In place of uterine conserving treatment and fertility, however, UAE leads to a potential reduction of the ovarian reserve. Even though it is an attractive efficacious treatment choice, its implication is confined only to pre-or post-menopausal women.
MR-HIFU is a non-invasive ablative novel therapy. The process of MR-HIFU involves coagulative necrosis of the fibroid by thermal effect and no disruption to the adjacent structures. There are no bleeding or drug side effects after this treatment modality7. Usually, tissue necrosis occurs when subjected to 43°C or more for at least an hour; however, the necrosis can occur within a second if subjected to 56°C or more 8,9. Two real times guided HIFU treatments are available; ultrasound-guided and MRI-guided. The ultrasonography-guided HIFU has a low resolution and limited precision for targeting and visualizing the adjacent structure’s details. Simultaneously, MRI-guided HIFU has a high resolution allowing detection of even a tiny thermal increase outside the target points before any tissue damage10-11. Various studies have also shown that MR-HIFU effectively eradicates multiple uterine fibroids and leads to a reduction in the non-perfused volume (NPV) of fibroids with no side effects12.

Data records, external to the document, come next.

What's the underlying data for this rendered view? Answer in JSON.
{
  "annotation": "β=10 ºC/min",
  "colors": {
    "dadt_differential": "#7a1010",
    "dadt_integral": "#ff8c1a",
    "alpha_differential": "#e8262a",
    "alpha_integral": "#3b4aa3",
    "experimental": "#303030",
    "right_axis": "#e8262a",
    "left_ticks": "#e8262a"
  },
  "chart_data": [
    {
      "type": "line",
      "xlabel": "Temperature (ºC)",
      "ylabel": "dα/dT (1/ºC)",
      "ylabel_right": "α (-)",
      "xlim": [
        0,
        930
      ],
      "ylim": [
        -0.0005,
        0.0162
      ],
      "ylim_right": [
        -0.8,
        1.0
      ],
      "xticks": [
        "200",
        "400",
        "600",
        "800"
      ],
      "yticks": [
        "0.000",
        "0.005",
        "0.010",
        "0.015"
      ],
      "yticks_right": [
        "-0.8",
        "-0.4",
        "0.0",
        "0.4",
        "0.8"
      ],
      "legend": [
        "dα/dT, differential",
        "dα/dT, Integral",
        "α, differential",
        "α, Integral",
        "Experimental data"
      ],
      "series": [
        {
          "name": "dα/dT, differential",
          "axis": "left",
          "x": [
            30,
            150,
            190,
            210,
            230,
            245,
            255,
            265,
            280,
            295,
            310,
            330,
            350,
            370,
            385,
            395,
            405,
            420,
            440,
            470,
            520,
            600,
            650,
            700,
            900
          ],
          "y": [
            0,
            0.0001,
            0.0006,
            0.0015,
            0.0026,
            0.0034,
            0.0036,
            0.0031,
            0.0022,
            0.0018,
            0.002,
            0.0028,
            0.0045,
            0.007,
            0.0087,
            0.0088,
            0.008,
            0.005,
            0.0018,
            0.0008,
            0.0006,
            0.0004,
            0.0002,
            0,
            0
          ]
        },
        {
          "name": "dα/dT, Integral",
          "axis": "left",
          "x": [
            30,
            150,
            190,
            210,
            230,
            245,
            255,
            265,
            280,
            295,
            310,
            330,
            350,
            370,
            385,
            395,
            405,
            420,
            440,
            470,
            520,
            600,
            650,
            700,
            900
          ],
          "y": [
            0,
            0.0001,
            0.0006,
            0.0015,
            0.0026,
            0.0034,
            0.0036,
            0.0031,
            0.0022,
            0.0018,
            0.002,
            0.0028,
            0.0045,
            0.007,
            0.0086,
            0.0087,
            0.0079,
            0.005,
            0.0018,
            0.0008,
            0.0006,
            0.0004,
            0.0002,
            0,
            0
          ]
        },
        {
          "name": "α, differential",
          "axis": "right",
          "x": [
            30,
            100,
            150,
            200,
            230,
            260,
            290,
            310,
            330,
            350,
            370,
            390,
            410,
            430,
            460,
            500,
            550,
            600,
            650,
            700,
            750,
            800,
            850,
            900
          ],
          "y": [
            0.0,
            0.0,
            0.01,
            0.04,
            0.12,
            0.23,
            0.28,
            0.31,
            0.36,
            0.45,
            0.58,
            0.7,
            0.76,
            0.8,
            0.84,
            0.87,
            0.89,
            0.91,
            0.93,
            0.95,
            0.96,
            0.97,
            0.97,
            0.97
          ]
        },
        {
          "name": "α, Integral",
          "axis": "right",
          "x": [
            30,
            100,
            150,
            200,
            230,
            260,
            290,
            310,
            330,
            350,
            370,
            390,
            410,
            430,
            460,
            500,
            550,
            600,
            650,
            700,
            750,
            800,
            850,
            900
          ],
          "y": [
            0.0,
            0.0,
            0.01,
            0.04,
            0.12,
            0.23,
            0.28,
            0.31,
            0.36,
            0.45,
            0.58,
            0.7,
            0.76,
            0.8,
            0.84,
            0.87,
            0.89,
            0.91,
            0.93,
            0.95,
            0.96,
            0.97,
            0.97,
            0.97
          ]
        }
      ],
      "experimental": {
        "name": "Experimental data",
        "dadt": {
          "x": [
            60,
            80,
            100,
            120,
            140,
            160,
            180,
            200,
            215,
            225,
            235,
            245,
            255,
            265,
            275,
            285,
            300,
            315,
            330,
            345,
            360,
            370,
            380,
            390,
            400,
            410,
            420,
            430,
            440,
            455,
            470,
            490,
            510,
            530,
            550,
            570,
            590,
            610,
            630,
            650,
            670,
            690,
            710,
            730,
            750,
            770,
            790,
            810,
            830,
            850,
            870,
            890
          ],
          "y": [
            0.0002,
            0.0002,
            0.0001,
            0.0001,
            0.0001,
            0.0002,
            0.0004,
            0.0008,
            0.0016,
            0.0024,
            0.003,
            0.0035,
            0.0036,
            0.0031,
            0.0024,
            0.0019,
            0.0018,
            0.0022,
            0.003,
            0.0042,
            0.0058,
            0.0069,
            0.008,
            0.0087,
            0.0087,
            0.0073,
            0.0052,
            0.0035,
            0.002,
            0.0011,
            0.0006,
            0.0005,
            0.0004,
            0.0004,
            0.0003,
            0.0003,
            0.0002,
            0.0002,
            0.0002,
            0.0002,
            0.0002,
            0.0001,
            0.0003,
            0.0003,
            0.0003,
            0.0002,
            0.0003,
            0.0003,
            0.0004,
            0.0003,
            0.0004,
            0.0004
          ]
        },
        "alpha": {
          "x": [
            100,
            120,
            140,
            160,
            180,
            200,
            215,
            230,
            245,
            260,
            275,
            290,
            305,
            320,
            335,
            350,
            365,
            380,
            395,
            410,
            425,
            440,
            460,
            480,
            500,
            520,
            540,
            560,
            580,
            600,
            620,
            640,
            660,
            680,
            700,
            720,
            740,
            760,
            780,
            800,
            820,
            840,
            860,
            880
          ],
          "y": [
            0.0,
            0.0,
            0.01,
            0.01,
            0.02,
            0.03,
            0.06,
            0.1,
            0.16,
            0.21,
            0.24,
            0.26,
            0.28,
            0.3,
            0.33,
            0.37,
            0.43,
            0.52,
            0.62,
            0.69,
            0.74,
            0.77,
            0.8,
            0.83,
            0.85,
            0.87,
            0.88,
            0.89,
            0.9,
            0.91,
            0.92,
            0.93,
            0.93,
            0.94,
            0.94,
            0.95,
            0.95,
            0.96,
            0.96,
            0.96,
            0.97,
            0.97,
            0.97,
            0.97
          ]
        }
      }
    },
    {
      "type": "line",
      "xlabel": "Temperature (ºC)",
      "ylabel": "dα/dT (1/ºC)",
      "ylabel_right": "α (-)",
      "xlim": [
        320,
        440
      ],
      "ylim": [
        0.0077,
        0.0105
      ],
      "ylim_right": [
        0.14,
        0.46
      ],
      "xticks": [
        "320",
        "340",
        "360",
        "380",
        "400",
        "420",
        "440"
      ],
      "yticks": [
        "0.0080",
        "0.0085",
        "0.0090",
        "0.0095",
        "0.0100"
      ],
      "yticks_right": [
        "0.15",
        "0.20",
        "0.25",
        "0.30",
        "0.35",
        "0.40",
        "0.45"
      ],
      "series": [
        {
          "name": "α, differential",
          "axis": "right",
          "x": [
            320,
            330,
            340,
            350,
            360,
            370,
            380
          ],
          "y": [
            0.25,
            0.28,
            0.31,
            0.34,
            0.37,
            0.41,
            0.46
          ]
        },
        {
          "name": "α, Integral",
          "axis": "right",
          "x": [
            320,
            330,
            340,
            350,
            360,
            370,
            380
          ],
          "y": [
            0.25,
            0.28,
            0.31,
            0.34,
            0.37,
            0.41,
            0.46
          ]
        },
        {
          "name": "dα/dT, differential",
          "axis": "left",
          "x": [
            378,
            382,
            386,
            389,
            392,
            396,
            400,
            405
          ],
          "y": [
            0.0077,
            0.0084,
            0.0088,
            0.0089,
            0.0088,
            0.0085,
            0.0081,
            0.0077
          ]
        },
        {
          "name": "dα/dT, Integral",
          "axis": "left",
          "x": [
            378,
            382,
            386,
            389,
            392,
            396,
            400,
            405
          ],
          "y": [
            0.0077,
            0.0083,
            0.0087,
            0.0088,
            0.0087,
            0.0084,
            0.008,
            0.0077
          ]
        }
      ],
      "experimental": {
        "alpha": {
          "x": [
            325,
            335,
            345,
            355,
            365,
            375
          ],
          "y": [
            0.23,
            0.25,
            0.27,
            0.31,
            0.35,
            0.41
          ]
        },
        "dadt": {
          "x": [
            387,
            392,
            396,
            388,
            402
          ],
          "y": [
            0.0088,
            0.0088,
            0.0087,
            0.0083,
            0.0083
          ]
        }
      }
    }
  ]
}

Even after the effective therapy of MRI guided HIFU, all patients are not eligible for this treatment modality. Funaki type 3 fibroids are challenging to treat because of high T2 signal intensity and high BMI of women are the significant reasons for excluding this treatment option for uterine fibroid 13.
Rationale: Several studies on the efficacy of MRHIFU therapy for uterine fibroids have been released to date. Overall, they found that MRHIFU successfully reduces symptoms, but there was a high rate of re-intervention14–17. However, trials that used restrictive treatment methods that are no longer in use in clinical practice influenced the findings of these analyses.
Objectives: The aim was to re-evaluate the efficacy of MR-HIFU in reducing fibroid-related symptoms using treatment protocols that focused solely on total ablation. We also looked at care failures and technical performance as assessed by the post-treatment NPV percent. We also looked at the disease-specific quality of life, re-intervention rates, stability, fertility, costs, and fibroid shrinkage.